I participated with a group of teenagers this afternoon in an exercise to claim shared values for work together. A dozen high school students and a few adults passed a stick around a circle, naming values in turn. The framing question was, “What value do you want our work to embody?”
I said, “Joy.”
[I’m not part of this group’s work. I asked to come and observe, and I was invited to participate in this exercise. So I said something.]
Around we went for several minutes until the list was approaching 20 items. The facilitator then introduced an objection round where anyone could take issue with any of the values that had been identified.
Only one was.
The objection to pursuing joy as a value is that you can do good work and not be joyful. Other values on the list are more important, like honesty. If you’re having a horrible day and can’t find an ounce of joy, you can still do honest work. You can still do hard work, responsible work. You don’t need joy.

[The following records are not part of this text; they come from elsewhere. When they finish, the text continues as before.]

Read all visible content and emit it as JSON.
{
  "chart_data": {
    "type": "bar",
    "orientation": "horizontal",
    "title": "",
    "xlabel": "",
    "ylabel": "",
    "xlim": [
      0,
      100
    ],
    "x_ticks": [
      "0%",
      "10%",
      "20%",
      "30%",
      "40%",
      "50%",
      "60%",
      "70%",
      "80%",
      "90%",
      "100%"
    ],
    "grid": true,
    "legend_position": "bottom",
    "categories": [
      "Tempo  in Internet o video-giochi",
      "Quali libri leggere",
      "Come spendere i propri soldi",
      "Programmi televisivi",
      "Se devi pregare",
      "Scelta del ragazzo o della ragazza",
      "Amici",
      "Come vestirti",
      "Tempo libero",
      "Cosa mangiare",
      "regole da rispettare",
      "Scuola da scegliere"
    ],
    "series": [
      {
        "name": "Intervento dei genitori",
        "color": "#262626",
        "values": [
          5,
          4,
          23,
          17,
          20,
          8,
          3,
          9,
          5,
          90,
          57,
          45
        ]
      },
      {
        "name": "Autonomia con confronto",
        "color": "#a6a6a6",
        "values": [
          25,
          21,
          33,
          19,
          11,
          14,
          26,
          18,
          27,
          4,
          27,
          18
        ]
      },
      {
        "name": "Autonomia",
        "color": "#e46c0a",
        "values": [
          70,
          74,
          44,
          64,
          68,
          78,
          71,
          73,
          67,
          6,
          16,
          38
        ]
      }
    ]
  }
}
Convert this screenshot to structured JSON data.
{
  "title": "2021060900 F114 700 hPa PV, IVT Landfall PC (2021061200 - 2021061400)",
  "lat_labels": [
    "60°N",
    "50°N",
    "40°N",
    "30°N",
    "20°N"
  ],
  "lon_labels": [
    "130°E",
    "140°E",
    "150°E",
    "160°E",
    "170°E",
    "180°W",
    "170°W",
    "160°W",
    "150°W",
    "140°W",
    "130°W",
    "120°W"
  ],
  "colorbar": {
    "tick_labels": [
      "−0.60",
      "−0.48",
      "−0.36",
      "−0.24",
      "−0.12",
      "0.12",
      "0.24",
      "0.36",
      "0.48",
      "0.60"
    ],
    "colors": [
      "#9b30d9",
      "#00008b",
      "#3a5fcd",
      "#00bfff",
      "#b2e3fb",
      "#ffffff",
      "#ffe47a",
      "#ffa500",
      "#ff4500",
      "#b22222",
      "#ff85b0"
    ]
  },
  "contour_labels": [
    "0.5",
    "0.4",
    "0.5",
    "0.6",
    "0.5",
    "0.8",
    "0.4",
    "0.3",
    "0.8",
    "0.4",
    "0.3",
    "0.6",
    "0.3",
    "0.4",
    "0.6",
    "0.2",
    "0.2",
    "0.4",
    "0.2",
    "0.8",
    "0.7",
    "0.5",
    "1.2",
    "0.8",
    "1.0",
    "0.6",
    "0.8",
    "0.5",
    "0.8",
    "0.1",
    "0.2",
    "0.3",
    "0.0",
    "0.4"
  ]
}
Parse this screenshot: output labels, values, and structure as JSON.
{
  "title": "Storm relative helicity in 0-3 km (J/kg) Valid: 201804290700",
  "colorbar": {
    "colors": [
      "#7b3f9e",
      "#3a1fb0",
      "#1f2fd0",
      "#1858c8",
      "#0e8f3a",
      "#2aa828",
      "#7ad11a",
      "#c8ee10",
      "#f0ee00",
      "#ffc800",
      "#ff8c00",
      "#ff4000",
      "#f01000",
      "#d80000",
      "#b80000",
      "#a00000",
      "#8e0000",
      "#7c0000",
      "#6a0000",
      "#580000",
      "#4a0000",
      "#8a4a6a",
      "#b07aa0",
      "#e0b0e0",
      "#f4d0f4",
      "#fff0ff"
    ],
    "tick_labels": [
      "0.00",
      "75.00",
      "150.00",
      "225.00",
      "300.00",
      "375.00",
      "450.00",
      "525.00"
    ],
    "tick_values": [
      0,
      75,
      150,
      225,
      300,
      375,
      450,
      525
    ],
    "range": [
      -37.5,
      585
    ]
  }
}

Positivity maybe. That’s the alternative the group chose. Positivity is a bloody-lipped smile. It’s an attitude. Positivity is the up-kept chin in a hailstorm.
Joy got the axe.
But joy is a value.
Of all the values statements I’ve had to write, one stuck with me, because it required me to present the value as a sentence, and it insisted the sentence be explicit enough that it would require saying “no” to certain opportunities. In practice it’s the difference between saying, “I value collaboration” (which you can say anywhere) and saying, “I want to work in close partnership with people who care about the things I care about” (which you can’t say everywhere).
So here’s my flag planted for joy:
Joyful work–work that brings me joy and allows me to bring joy to others–is the only work I want to do. It doesn’t have to be joyful every day (I am a pastor blogging during Holy Week). But if it isn’t bringing me any joy today, and I can’t remember the last time it brought me any joy, and I can’t imagine it bringing me at least some joy tomorrow, a down payment til next week, I won’t do it–either the work is bankrupt or I am.
Of course, depression.
Of course, privilege.
Of course, necessity.
I’m just saying that insofar as circumstances are within my influence I’m choosing work where I can receive and share joy.